Texas A&M University System Cybersecurity Standards


Texas A&M University System members publish a security control catalog to implement organizational information security controls in a format that aligns with the Texas Security Control Standards Catalog, prescribed by Title 1 Texas Administrative Code § 202.76, Security Control Standards Catalog.1

Texas A&M System Cybersecurity Standards (the control standards catalog and related guidelines) provide system members with guidance that enhances State-level requirements for implementing security controls. These standards are prescribed by Texas A&M System Regulation 29.01.03, Information Security,2 paragraph 1.2.

This document is intended to be used as a supplement to Texas Security Control Standards Catalog Version 2.1, updated May 2023.3 It is recommended that system members read the Texas Security Control Standards Catalog and NIST Special Publication 800-53, Revision 5,4 in their entirety to understand the control selection and specification process.
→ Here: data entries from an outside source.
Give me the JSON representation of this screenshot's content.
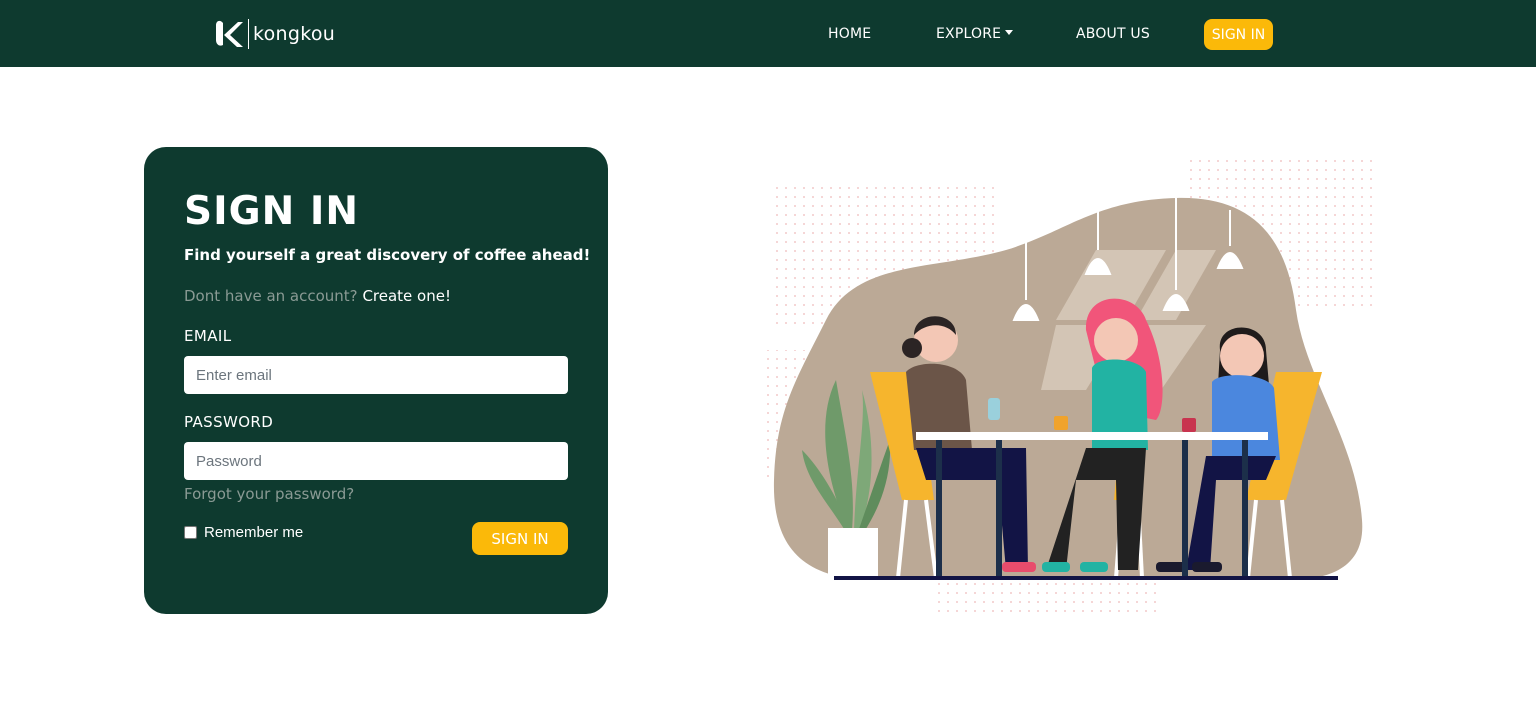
{
  "brand": {
    "name": "kongkou",
    "logo_icon": "k-logo-icon"
  },
  "nav": {
    "home": "HOME",
    "explore": "EXPLORE",
    "about": "ABOUT US",
    "signin": "SIGN IN"
  },
  "form": {
    "title": "SIGN IN",
    "subtitle": "Find yourself a great discovery of coffee ahead!",
    "account_prompt": "Dont have an account?",
    "create_link": "Create one!",
    "email_label": "EMAIL",
    "email_placeholder": "Enter email",
    "email_value": "",
    "password_label": "PASSWORD",
    "password_placeholder": "Password",
    "password_value": "",
    "forgot": "Forgot your password?",
    "remember": "Remember me",
    "remember_checked": false,
    "submit": "SIGN IN"
  },
  "colors": {
    "primary": "#0e3a2f",
    "accent": "#fbb909",
    "muted_text": "#8a9a94",
    "white": "#ffffff"
  }
}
The Texas A&M University System Office of Cybersecurity will review control standards each even-numbered year and immediately following any mid-cycle updates of statewide security control standards.

Prior to publishing new or revised standards, the System Office of Cybersecurity will solicit comments on new control standards from Chief Information and Information Security Officers at system members.

Control Standards Catalog

Security and privacy control standards described in this control standards catalog have a well-defined organization and structure. For ease of use in the security and privacy control selection and specification process, controls are organized into families (listed in the navigation menu to the left). Each family contains controls that are related to the specific topic of the family. A two-character identifier uniquely identifies each control family (e.g., PS for Personnel Security). Security and privacy controls may involve aspects of policy, oversight, supervision, manual processes, and automated mechanisms that are implemented by systems or actions by individuals.

To simplify the review of security control standards that are required by Texas DIR or the Texas A&M System, an abbreviated list of Required Security Controls and New Required Controls is provided along with the required implementation date established by Texas DIR or the Texas A&M System.